Dìzàng běnyuàn jīng lúnguàn 地藏本願經綸貫
General Synthesis on the Sūtra of the Original Vows of Kṣitigarbha by 靈椉 (Língshèng / “Blue Lotus Master”, 撰)
About the work
The Dìzàng běnyuàn jīng lúnguàn in 1 fascicle is the introductory synthesis (綸貫 lúnguàn, lit. “thread that strings together”) to [[KR6h0016|the Dìzàng púsà běnyuàn jīng]], composed by the early-Qīng scholar-monk 靈椉 Língshèng.

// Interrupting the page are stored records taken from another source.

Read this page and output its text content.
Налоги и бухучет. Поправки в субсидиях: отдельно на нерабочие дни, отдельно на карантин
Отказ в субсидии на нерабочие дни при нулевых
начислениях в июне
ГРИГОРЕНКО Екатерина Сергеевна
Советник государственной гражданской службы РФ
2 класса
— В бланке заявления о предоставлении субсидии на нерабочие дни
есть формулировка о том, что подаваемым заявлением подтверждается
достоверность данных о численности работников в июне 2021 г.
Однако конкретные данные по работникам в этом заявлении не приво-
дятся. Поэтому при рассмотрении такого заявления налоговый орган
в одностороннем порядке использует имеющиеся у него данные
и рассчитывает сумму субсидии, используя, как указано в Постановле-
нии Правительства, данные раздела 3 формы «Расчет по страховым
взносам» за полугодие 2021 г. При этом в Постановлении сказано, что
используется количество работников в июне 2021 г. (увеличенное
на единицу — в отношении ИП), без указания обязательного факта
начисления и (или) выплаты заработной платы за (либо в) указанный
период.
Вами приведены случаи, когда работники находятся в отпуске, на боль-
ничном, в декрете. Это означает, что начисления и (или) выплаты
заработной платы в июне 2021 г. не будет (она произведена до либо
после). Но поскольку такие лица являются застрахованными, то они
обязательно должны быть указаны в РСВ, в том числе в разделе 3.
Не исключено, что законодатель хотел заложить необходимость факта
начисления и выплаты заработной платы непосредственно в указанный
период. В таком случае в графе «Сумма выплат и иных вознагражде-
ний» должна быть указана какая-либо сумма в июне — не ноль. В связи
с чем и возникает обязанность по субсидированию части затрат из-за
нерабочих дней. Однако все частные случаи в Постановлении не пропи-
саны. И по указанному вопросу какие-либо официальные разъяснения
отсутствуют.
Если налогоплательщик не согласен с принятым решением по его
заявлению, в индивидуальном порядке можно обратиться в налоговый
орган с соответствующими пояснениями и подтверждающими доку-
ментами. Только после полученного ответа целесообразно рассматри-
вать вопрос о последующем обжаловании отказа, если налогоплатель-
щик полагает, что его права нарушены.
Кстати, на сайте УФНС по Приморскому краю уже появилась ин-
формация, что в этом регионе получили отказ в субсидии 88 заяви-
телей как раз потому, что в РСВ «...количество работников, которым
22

Together with [[KR6h0017|the Kēwén]] (structural outline) and [[KR6h0019|the Kēzhù]] (running commentary with sub-divisions), it constitutes one panel of his three-part commentarial apparatus on the Běnyuàn jīng.
Prefaces
The Xuzangjing print preserves at its head the Dìzàng púsà běnyuàn jīng kēzhù xù 地藏菩薩本願經科註序 — the master preface to the entire trilogy — which opens with the famous Tiāntái dictum “yī yuè pǔ xiàn yīqiè shuǐ; yīqiè shuǐyuè yī yuè shè” (“a single moon manifests in all waters; the moons of all waters are gathered into a single moon”) and develops thence the doctrinal framework of Kṣitigarbha’s one-and-many manifestation across countless worlds. This is the principal preface to the entire Qīng commentarial apparatus.
Abstract
The lúnguàn genre is the Chinese-Buddhist scholastic counterpart to the yuánqǐ 緣起 / “occasioning circumstances” preface, but more synthetic: it provides the doctrinal frame within which the sūtra is to be read, articulating themes, harmonising apparent contradictions, and establishing the work’s place in the overall canon. Língshèng’s Lúnguàn opens by characterising 地藏 Kṣitigarbha as the bodhisattva of dàcí dàbēi dàxiào dàyuàn “great compassion, great mercy, great filiality, great vow”, framing the Běnyuàn jīng as the foundational text of the Kṣitigarbha cult and explaining the bodhisattva’s vow to redeem beings in the hells as the apotheosis of bodhisattva xiào 孝 (filial piety) — a notably Confucianised reading characteristic of late-Míng and early-Qīng Buddhist exegesis. The synthesis emphasises the Pǔmén 普門 doctrine of universal manifestation by which Kṣitigarbha appears in countless forms across the world-systems.
The Lúnguàn exemplifies the synthesis-driven reading style of Tiāntái-influenced late-Míng/early-Qīng Buddhist scholasticism, which sought to integrate Pure Land, Chán, and Tiāntái themes within a single exegetical frame.
Translations and research
No substantial secondary literature located.